Catallarchy On Neal Stephenson’s Subtlety

Lynne Kiesling

Jonathan Wilde has this wonderful and annoying tendency to articulate things about which I have been ruminating before I have fully formed my ideas. In this post he does so about Neal Stephenson’s “radical libertarian views … he writes about libertarian themes – technological empowerment, data havens, free banking, polycentric law, anonymous digital cash, holocaust prevention, Enlightenment ideals, cryptography, and distributed power – in novels that appeal to the mainstream without being overtly preachy.”

Yeah. What he said.

2 thoughts on “Catallarchy On Neal Stephenson’s Subtlety”

  1. This is where we realize how different we can be. Because me? I just read that post, and the Stephenson quotes, and . . . the man might be libertarian, but he could also be a communitarian kinda Catholic. Libertarians don’t have a monopoly on advocating distributed power, y’know.
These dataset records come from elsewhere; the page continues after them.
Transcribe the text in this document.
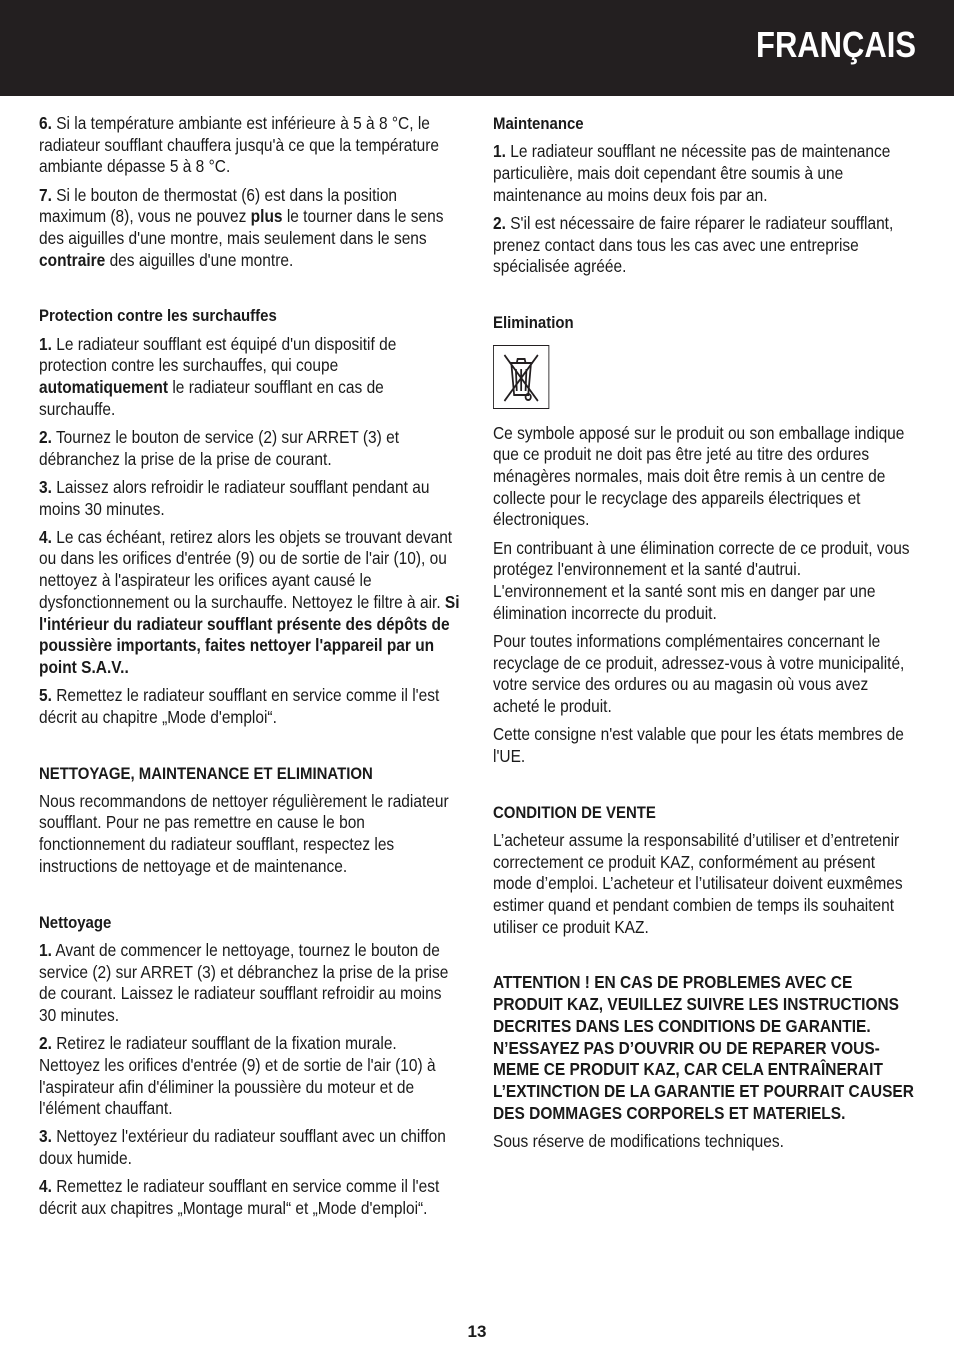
FRANÇAIS

6. Si la température ambiante est inférieure à 5 à 8 °C, le radiateur soufflant chauffera jusqu'à ce que la température ambiante dépasse 5 à 8 °C.

7. Si le bouton de thermostat (6) est dans la position maximum (8), vous ne pouvez plus le tourner dans le sens des aiguilles d'une montre, mais seulement dans le sens contraire des aiguilles d'une montre.

Protection contre les surchauffes

1. Le radiateur soufflant est équipé d'un dispositif de protection contre les surchauffes, qui coupe automatiquement le radiateur soufflant en cas de surchauffe.

2. Tournez le bouton de service (2) sur ARRET (3) et débranchez la prise de la prise de courant.

3. Laissez alors refroidir le radiateur soufflant pendant au moins 30 minutes.

4. Le cas échéant, retirez alors les objets se trouvant devant ou dans les orifices d'entrée (9) ou de sortie de l'air (10), ou nettoyez à l'aspirateur les orifices ayant causé le dysfonctionnement ou la surchauffe. Nettoyez le filtre à air. Si l'intérieur du radiateur soufflant présente des dépôts de poussière importants, faites nettoyer l'appareil par un point S.A.V..

5. Remettez le radiateur soufflant en service comme il l'est décrit au chapitre „Mode d'emploi“.

NETTOYAGE, MAINTENANCE ET ELIMINATION

Nous recommandons de nettoyer régulièrement le radiateur soufflant. Pour ne pas remettre en cause le bon fonctionnement du radiateur soufflant, respectez les instructions de nettoyage et de maintenance.

Nettoyage

1. Avant de commencer le nettoyage, tournez le bouton de service (2) sur ARRET (3) et débranchez la prise de la prise de courant. Laissez le radiateur soufflant refroidir au moins 30 minutes.

2. Retirez le radiateur soufflant de la fixation murale. Nettoyez les orifices d'entrée (9) et de sortie de l'air (10) à l'aspirateur afin d'éliminer la poussière du moteur et de l'élément chauffant.

3. Nettoyez l'extérieur du radiateur soufflant avec un chiffon doux humide.

4. Remettez le radiateur soufflant en service comme il l'est décrit aux chapitres „Montage mural“ et „Mode d'emploi“.

Maintenance

1. Le radiateur soufflant ne nécessite pas de maintenance particulière, mais doit cependant être soumis à une maintenance au moins deux fois par an.

2. S'il est nécessaire de faire réparer le radiateur soufflant, prenez contact dans tous les cas avec une entreprise spécialisée agréée.

Elimination

Ce symbole apposé sur le produit ou son emballage indique que ce produit ne doit pas être jeté au titre des ordures ménagères normales, mais doit être remis à un centre de collecte pour le recyclage des appareils électriques et électroniques.

En contribuant à une élimination correcte de ce produit, vous protégez l'environnement et la santé d'autrui. L'environnement et la santé sont mis en danger par une élimination incorrecte du produit.

Pour toutes informations complémentaires concernant le recyclage de ce produit, adressez-vous à votre municipalité, votre service des ordures ou au magasin où vous avez acheté le produit.

Cette consigne n'est valable que pour les états membres de l'UE.

CONDITION DE VENTE

L’acheteur assume la responsabilité d’utiliser et d’entretenir correctement ce produit KAZ, conformément au présent mode d’emploi. L’acheteur et l’utilisateur doivent euxmêmes estimer quand et pendant combien de temps ils souhaitent utiliser ce produit KAZ.

ATTENTION ! EN CAS DE PROBLEMES AVEC CE PRODUIT KAZ, VEUILLEZ SUIVRE LES INSTRUCTIONS DECRITES DANS LES CONDITIONS DE GARANTIE. N’ESSAYEZ PAS D’OUVRIR OU DE REPARER VOUS-MEME CE PRODUIT KAZ, CAR CELA ENTRAÎNERAIT L’EXTINCTION DE LA GARANTIE ET POURRAIT CAUSER DES DOMMAGES CORPORELS ET MATERIELS.

Sous réserve de modifications techniques.

13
  2. Excellent point! There’s a lot of gray area at the libertarian/communitarian “boundary”. Personally, I’d like to get him in a bar, buy him a whisky, and ask him that and a bunch of other stuff. Like, how did he digest all of that economic history in such a short period of time and still manage to get it about 85% right?

    I’m actually glad he’s cagey about his politics. I wish more “celebrities” were more so. Do I care if Susan Sarandon hugs whales/hates the Iraq war/wears hemp? Should I?